For STI screening, all Everlywell tests are positioned as screening tools (not diagnostic), with recommendations for follow-up clinical testing on positive results.

When Everlywell Makes Sense — And When It Doesn’t

Strong fit:

  • You have a specific discrete test need (single hormone panel, STI screen, vitamin levels) and want the most-accessible at-home option
  • You value retail distribution — buying at Target/CVS rather than online
  • You’re sophisticated enough to skip the IgG food-sensitivity panels and HPV-only kits
  • You want a low-commitment entry point without subscription lock-in (with the caveat about checkout-flow subscription enrollment)

Weaker fit:

  • You want comprehensive longevity-panel coverage — Function Health, Lifeforce, or InsideTracker are structurally better
  • You value rapid turnaround — Everlywell’s 1–2 week results lag SiPhox’s 2–5 day turnaround
  • You’re concerned about IgG food-sensitivity claims (you should be — these aren’t validated)
  • You want clean subscription/billing UX — multiple complaints indicate Everlywell’s checkout flow is structurally problematic

Verdict: Conditional

Everlywell earns a conditional verdict on the strength of its category-leading kit catalog breadth and mass-market retail distribution — balanced against documented accuracy concerns on specific test types (HPV, IgG food sensitivity), unauthorized-subscription-charge complaints, and slower results turnaround than specialist competitors.

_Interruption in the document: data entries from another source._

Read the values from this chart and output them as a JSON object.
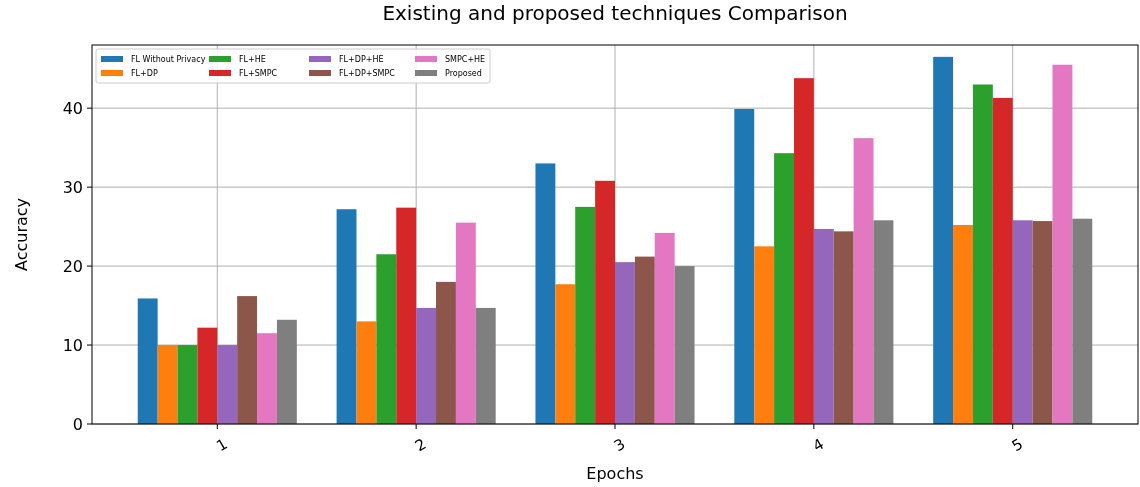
{
  "chart_data": {
    "type": "bar",
    "title": "Existing and proposed techniques Comparison",
    "xlabel": "Epochs",
    "ylabel": "Accuracy",
    "categories": [
      "1",
      "2",
      "3",
      "4",
      "5"
    ],
    "series": [
      {
        "name": "FL Without Privacy",
        "color": "#1f77b4",
        "values": [
          15.9,
          27.2,
          33.0,
          39.9,
          46.5
        ]
      },
      {
        "name": "FL+DP",
        "color": "#ff7f0e",
        "values": [
          10.0,
          13.0,
          17.7,
          22.5,
          25.2
        ]
      },
      {
        "name": "FL+HE",
        "color": "#2ca02c",
        "values": [
          10.0,
          21.5,
          27.5,
          34.3,
          43.0
        ]
      },
      {
        "name": "FL+SMPC",
        "color": "#d62728",
        "values": [
          12.2,
          27.4,
          30.8,
          43.8,
          41.3
        ]
      },
      {
        "name": "FL+DP+HE",
        "color": "#9467bd",
        "values": [
          10.0,
          14.7,
          20.5,
          24.7,
          25.8
        ]
      },
      {
        "name": "FL+DP+SMPC",
        "color": "#8c564b",
        "values": [
          16.2,
          18.0,
          21.2,
          24.4,
          25.7
        ]
      },
      {
        "name": "SMPC+HE",
        "color": "#e377c2",
        "values": [
          11.5,
          25.5,
          24.2,
          36.2,
          45.5
        ]
      },
      {
        "name": "Proposed",
        "color": "#7f7f7f",
        "values": [
          13.2,
          14.7,
          20.0,
          25.8,
          26.0
        ]
      }
    ],
    "ylim": [
      0,
      48
    ],
    "yticks": [
      0,
      10,
      20,
      30,
      40
    ],
    "grid": true,
    "legend": "top left"
  }
}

For specific discrete test needs (a one-off STI screen, a single vitamin panel, a hormone check before doctor visit), Everlywell’s accessibility and breadth make it a defensible choice. For comprehensive longevity-protocol bloodwork, Function Health is structurally better at scaled biomarker coverage; SiPhox is better at frequent-monitoring use cases.

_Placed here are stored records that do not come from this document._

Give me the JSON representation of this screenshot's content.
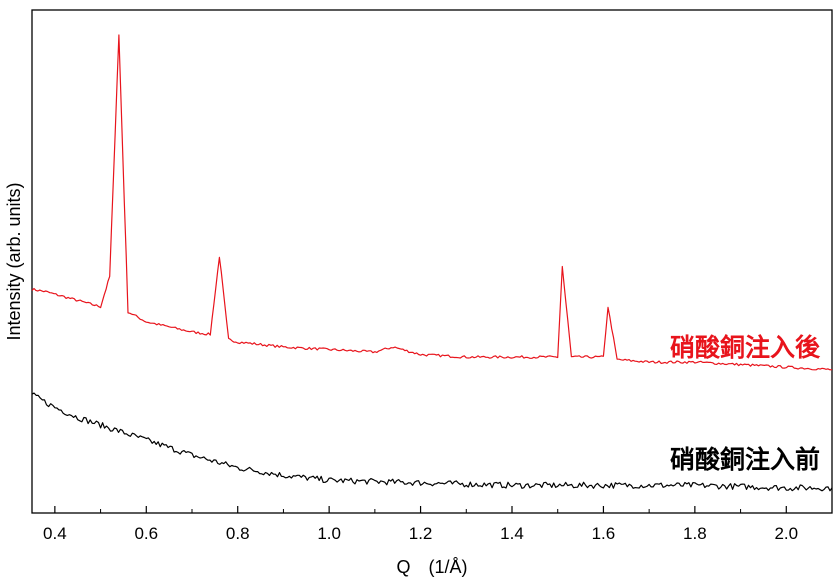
{
  "chart_data": {
    "type": "line",
    "xlabel": "Q　(1/Å)",
    "ylabel": "Intensity (arb. units)",
    "xlim": [
      0.35,
      2.1
    ],
    "ylim": [
      0,
      1
    ],
    "x_ticks": [
      "0.4",
      "0.6",
      "0.8",
      "1.0",
      "1.2",
      "1.4",
      "1.6",
      "1.8",
      "2.0"
    ],
    "y_ticks_shown": false,
    "grid": false,
    "series": [
      {
        "name": "硝酸銅注入後",
        "color": "#e8141c",
        "x": [
          0.35,
          0.38,
          0.42,
          0.46,
          0.5,
          0.52,
          0.54,
          0.56,
          0.6,
          0.65,
          0.7,
          0.74,
          0.76,
          0.78,
          0.8,
          0.85,
          0.9,
          1.0,
          1.1,
          1.14,
          1.2,
          1.3,
          1.36,
          1.4,
          1.5,
          1.51,
          1.53,
          1.56,
          1.6,
          1.61,
          1.63,
          1.7,
          1.8,
          1.9,
          2.0,
          2.1
        ],
        "values": [
          0.445,
          0.44,
          0.43,
          0.42,
          0.41,
          0.47,
          0.95,
          0.4,
          0.38,
          0.37,
          0.36,
          0.355,
          0.51,
          0.345,
          0.34,
          0.335,
          0.33,
          0.325,
          0.32,
          0.33,
          0.315,
          0.31,
          0.31,
          0.31,
          0.31,
          0.49,
          0.31,
          0.31,
          0.31,
          0.41,
          0.305,
          0.3,
          0.3,
          0.295,
          0.29,
          0.285
        ]
      },
      {
        "name": "硝酸銅注入前",
        "color": "#000000",
        "x": [
          0.35,
          0.4,
          0.45,
          0.5,
          0.6,
          0.7,
          0.8,
          0.9,
          1.0,
          1.2,
          1.4,
          1.6,
          1.8,
          2.0,
          2.1
        ],
        "values": [
          0.235,
          0.21,
          0.19,
          0.175,
          0.145,
          0.115,
          0.09,
          0.075,
          0.065,
          0.06,
          0.055,
          0.055,
          0.055,
          0.05,
          0.05
        ]
      }
    ]
  }
}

The structural editorial concern: avoid the IgG food-sensitivity panels entirely — they’re not validated by major medical organizations and Everlywell continues to market them. This recommendation is independent of the broader brand verdict.

Changelog

  • 2026-05-06: Initial review published based on Everlywell’s published kit catalog, FDA/consumer-protection enforcement actions, and aggregated user-report data. IgG food-sensitivity panel category flagged with a strong avoid recommendation.